Recent progress in the analysis of whole genome sequencing data has resulted in the emergence of paleogenomics, a field devoted to the reconstruction of ancestral genomes. Ancestral karyotype reconstructions have been used primarily to illustrate the dynamic nature of genome evolution. In this paper, we demonstrate how they can also be used to study individual gene families by examining the evolutionary history of relaxin hormones (RLN/INSL) and relaxin family peptide receptors (RXFP). Relaxin family hormones are members of the insulin superfamily, and are implicated in the regulation of a variety of primarily reproductive and neuroendocrine processes. Their receptors are G-protein coupled receptors (GPCR's) and include members of two distinct evolutionary groups, an unusual characteristic. Although several studies have tried to elucidate the origins of the relaxin peptide family, the evolutionary origin of their receptors and the mechanisms driving the diversification of the RLN/INSL-RXFP signaling systems in non-placental vertebrates has remained elusive.

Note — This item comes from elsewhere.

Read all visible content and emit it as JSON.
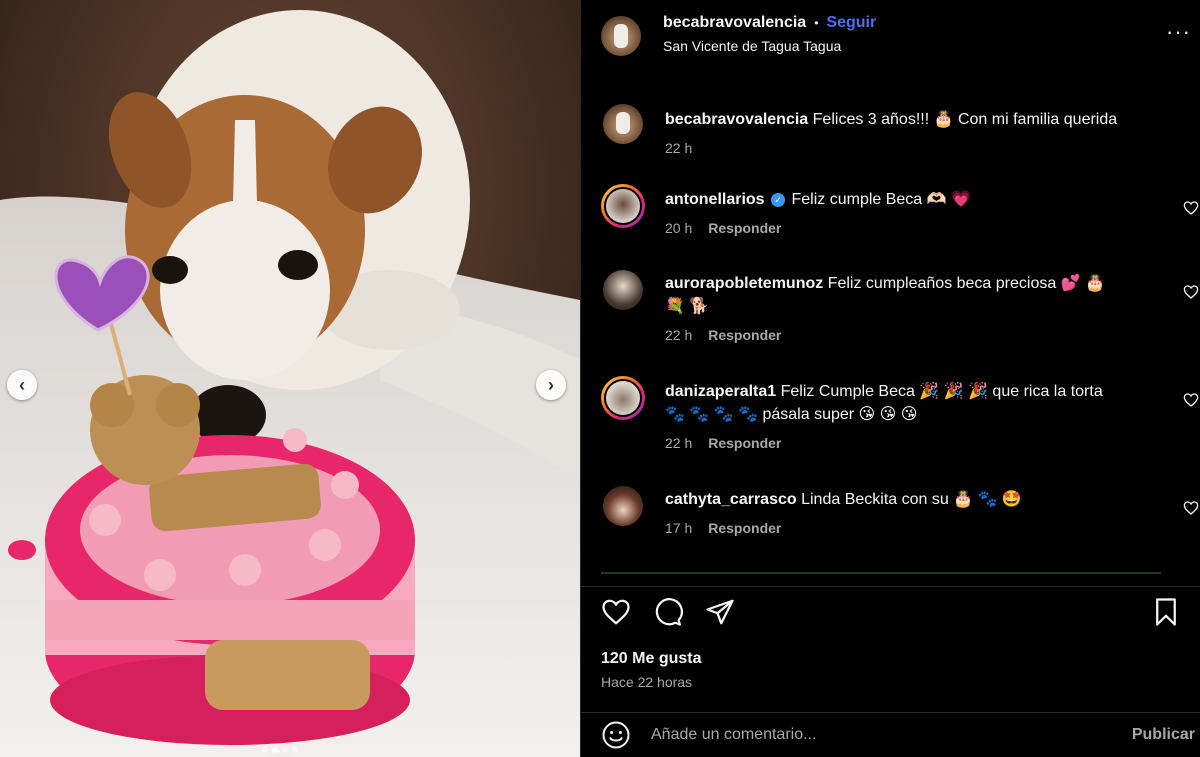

Here we show that the numerous vertebrate RLN/INSL and RXFP genes are products of an ancestral receptor-ligand system that originally consisted of three genes, two of which apparently trace their origins to invertebrates. Subsequently, diversification of the system was driven primarily by whole genome duplications (WGD, 2R and 3R) followed by almost complete retention of the ligand duplicates in most vertebrates but massive loss of receptor genes in tetrapods. Interestingly, the majority of 3R duplicates retained in teleosts are potentially involved in neuroendocrine regulation. Furthermore, we infer that the ancestral AncRxfp3/4 receptor may have been syntenically linked to the AncRln-like ligand in the pre-2R genome, and show that syntenic linkages among ligands and receptors have changed dynamically in different lineages. This study ultimately shows the broad utility, with some caveats, of incorporating paleogenomics data into understanding the evolution of gene families.